Facade screens are a very popular feature in modern architecture, and these five inspiring screening ideas from buildings around the world are proof why they continue to be preferred by architects and designers.
Woodform Architectural lists out their favourite facade screen designs to spark your imagination today.
Dear Jingumae Building, Japan
A modern facade screen conceals a 25-year-old office building, sets it apart from neighbouring buildings, and has now become a part of the company’s branding. When using larger architectural screens, space the battens further apart, and place them away from the facade to create a visual interest and an illusion of depth, as it did with this project.

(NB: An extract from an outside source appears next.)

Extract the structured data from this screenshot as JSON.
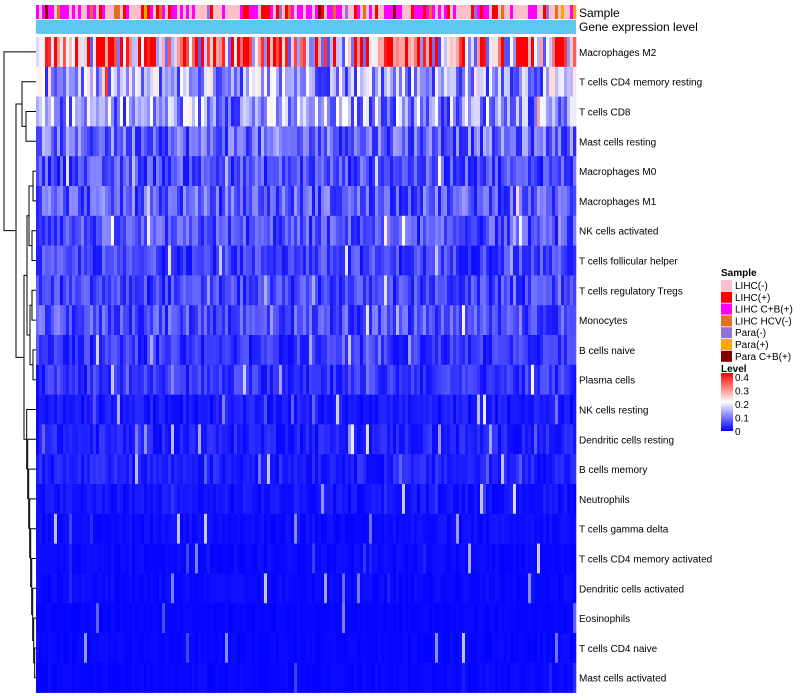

Honoré de Balzac High School, France
This building’s facade screen showcases the beauty of a mixed finish, confirming that designers should never be restricted to using only one colour on a modern facade. Based on a concept to display a strong and contemporary identity in the urban space, the screening uses colours to offer a luminous framework of schooling and creates great visual interest with a unique personality.

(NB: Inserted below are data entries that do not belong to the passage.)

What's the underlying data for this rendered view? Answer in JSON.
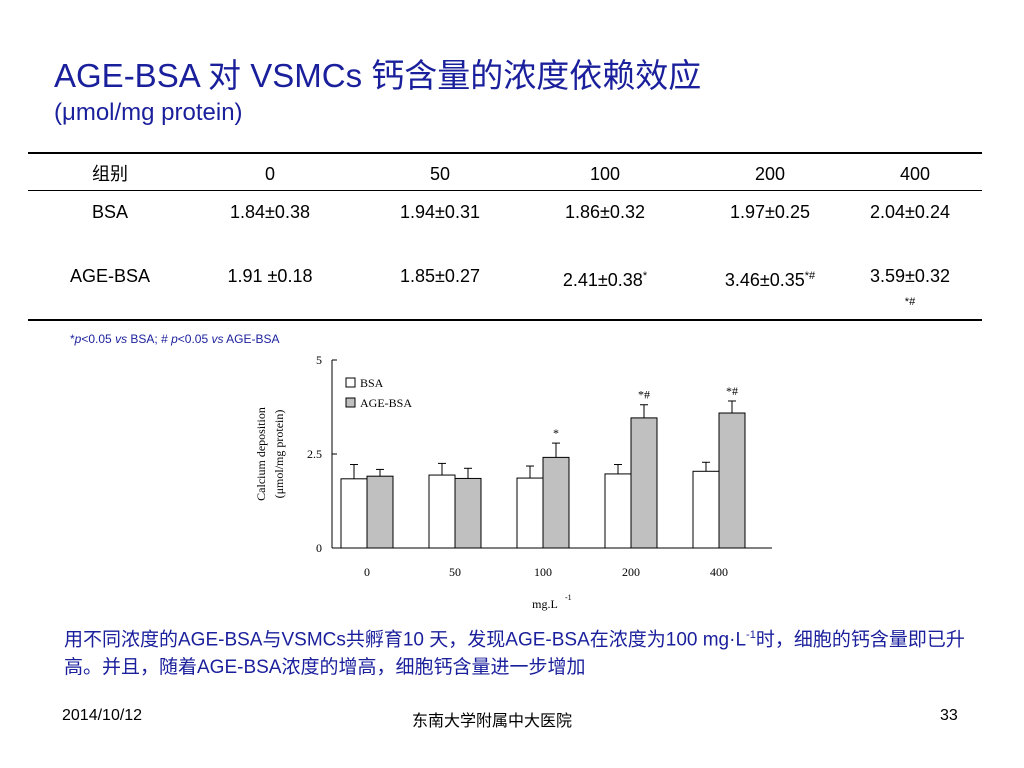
{
  "title": "AGE-BSA 对 VSMCs 钙含量的浓度依赖效应",
  "subtitle": "(μmol/mg protein)",
  "table": {
    "header": [
      "组别",
      "0",
      "50",
      "100",
      "200",
      "400"
    ],
    "rows": [
      {
        "label": "BSA",
        "cells": [
          "1.84±0.38",
          "1.94±0.31",
          "1.86±0.32",
          "1.97±0.25",
          "2.04±0.24"
        ]
      },
      {
        "label": "AGE-BSA",
        "cells": [
          "1.91 ±0.18",
          "1.85±0.27",
          "2.41±0.38*",
          "3.46±0.35*#",
          "3.59±0.32*#"
        ]
      }
    ]
  },
  "footnote": {
    "star": "*",
    "p1": "p",
    "t1": "<0.05 ",
    "vs1": "vs",
    "t2": " BSA; # ",
    "p2": "p",
    "t3": "<0.05 ",
    "vs2": "vs",
    "t4": " AGE-BSA"
  },
  "chart_data": {
    "type": "bar",
    "categories": [
      "0",
      "50",
      "100",
      "200",
      "400"
    ],
    "series": [
      {
        "name": "BSA",
        "values": [
          1.84,
          1.94,
          1.86,
          1.97,
          2.04
        ],
        "errors": [
          0.38,
          0.31,
          0.32,
          0.25,
          0.24
        ],
        "color": "#ffffff"
      },
      {
        "name": "AGE-BSA",
        "values": [
          1.91,
          1.85,
          2.41,
          3.46,
          3.59
        ],
        "errors": [
          0.18,
          0.27,
          0.38,
          0.35,
          0.32
        ],
        "color": "#c0c0c0"
      }
    ],
    "annotations": [
      "",
      "",
      "*",
      "*#",
      "*#"
    ],
    "xlabel": "mg.L",
    "xlabel_sup": "-1",
    "ylabel": [
      "Calcium deposition",
      "(μmol/mg protein)"
    ],
    "ylim": [
      0,
      5
    ],
    "yticks": [
      "0",
      "2.5",
      "5"
    ],
    "legend_position": "top-left",
    "grid": false
  },
  "paragraph": {
    "line1a": "用不同浓度的AGE-BSA与VSMCs共孵育10 天，发现AGE-BSA在浓度为100 mg·L",
    "line1sup": "-1",
    "line1b": "时，细胞的钙含量即已升高。并且，随着AGE-BSA浓度的增高，细胞钙含量进一步增加"
  },
  "footer": {
    "date": "2014/10/12",
    "org": "东南大学附属中大医院",
    "page": "33"
  }
}
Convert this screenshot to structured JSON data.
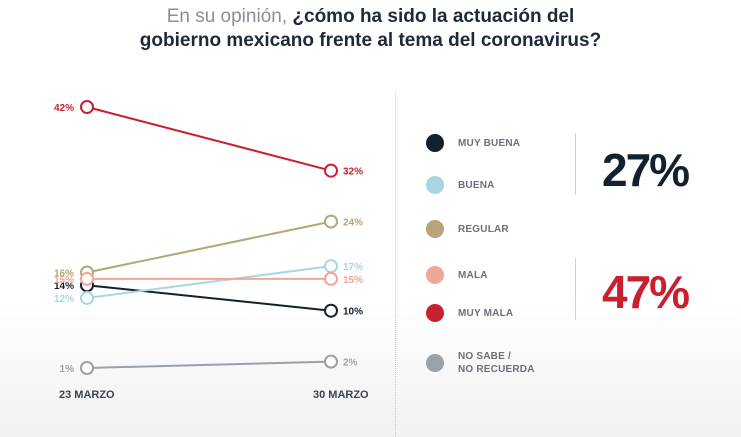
{
  "title": {
    "prefix": "En su opinión,",
    "line1_bold": "¿cómo ha sido la actuación del",
    "line2_bold": "gobierno mexicano frente al tema del coronavirus?"
  },
  "chart_data": {
    "type": "line",
    "x": [
      "23 MARZO",
      "30 MARZO"
    ],
    "ylim": [
      0,
      45
    ],
    "grid": false,
    "series": [
      {
        "name": "MUY BUENA",
        "values": [
          14,
          10
        ],
        "labels": [
          "14%",
          "10%"
        ],
        "color": "#13202e"
      },
      {
        "name": "BUENA",
        "values": [
          12,
          17
        ],
        "labels": [
          "12%",
          "17%"
        ],
        "color": "#a9d6e3"
      },
      {
        "name": "REGULAR",
        "values": [
          16,
          24
        ],
        "labels": [
          "16%",
          "24%"
        ],
        "color": "#b6a578"
      },
      {
        "name": "MALA",
        "values": [
          15,
          15
        ],
        "labels": [
          "15%",
          "15%"
        ],
        "color": "#f0a697"
      },
      {
        "name": "MUY MALA",
        "values": [
          42,
          32
        ],
        "labels": [
          "42%",
          "32%"
        ],
        "color": "#c8202f"
      },
      {
        "name": "NO SABE / NO RECUERDA",
        "values": [
          1,
          2
        ],
        "labels": [
          "1%",
          "2%"
        ],
        "color": "#9aa1a9"
      }
    ]
  },
  "legend": {
    "items": [
      {
        "line1": "MUY BUENA",
        "color": "#13202e"
      },
      {
        "line1": "BUENA",
        "color": "#a9d6e3"
      },
      {
        "line1": "REGULAR",
        "color": "#b6a578"
      },
      {
        "line1": "MALA",
        "color": "#f0a697"
      },
      {
        "line1": "MUY MALA",
        "color": "#c8202f"
      },
      {
        "line1": "NO SABE /",
        "line2": "NO RECUERDA",
        "color": "#9aa1a9"
      }
    ]
  },
  "summary": {
    "positive": {
      "value": "27%",
      "color": "#13202e"
    },
    "negative": {
      "value": "47%",
      "color": "#c8202f"
    }
  }
}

BLKB Bank Expansion, Switzerland
A large aluminium facade screen opens up the two-level entrance for pedestrians and floods it with light. Designers can experiment with batten spacing and size to influence not only light, but also the atmosphere created within a space.
Circa Gallery, South Africa
Inspired by nature and all things natural, this gallery screen has been conceptualised as a modern facade with a timber look to emulate the warmth. This has been achieved without actually using timber – materials in brown or bronze can also be used in varying tones to very easily replicate the same warmth. The harmony created by these elements evokes a sense of vibrant playful architecture.

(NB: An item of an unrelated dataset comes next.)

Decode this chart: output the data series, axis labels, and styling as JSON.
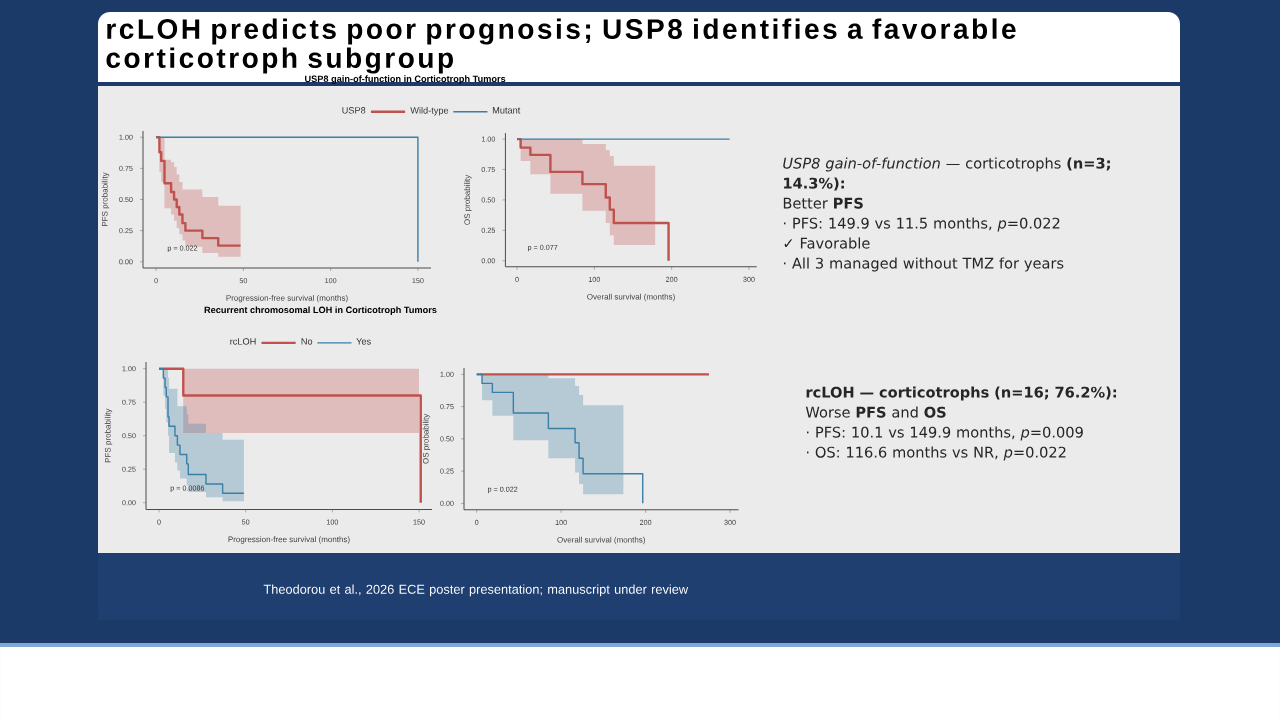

Campus Parking Garage Project, USA
Multi-level car parks are not really known for their visual appeal; on the contrary, they can often be an eyesore for the surrounding landscape with boring structural barriers. In this case, the designers used large architectural screens with just the right spacing to create warmth cost-effectively, while also breaking up the facade to allow natural light into the structure. The end product sits nicely with the neighbouring parkland.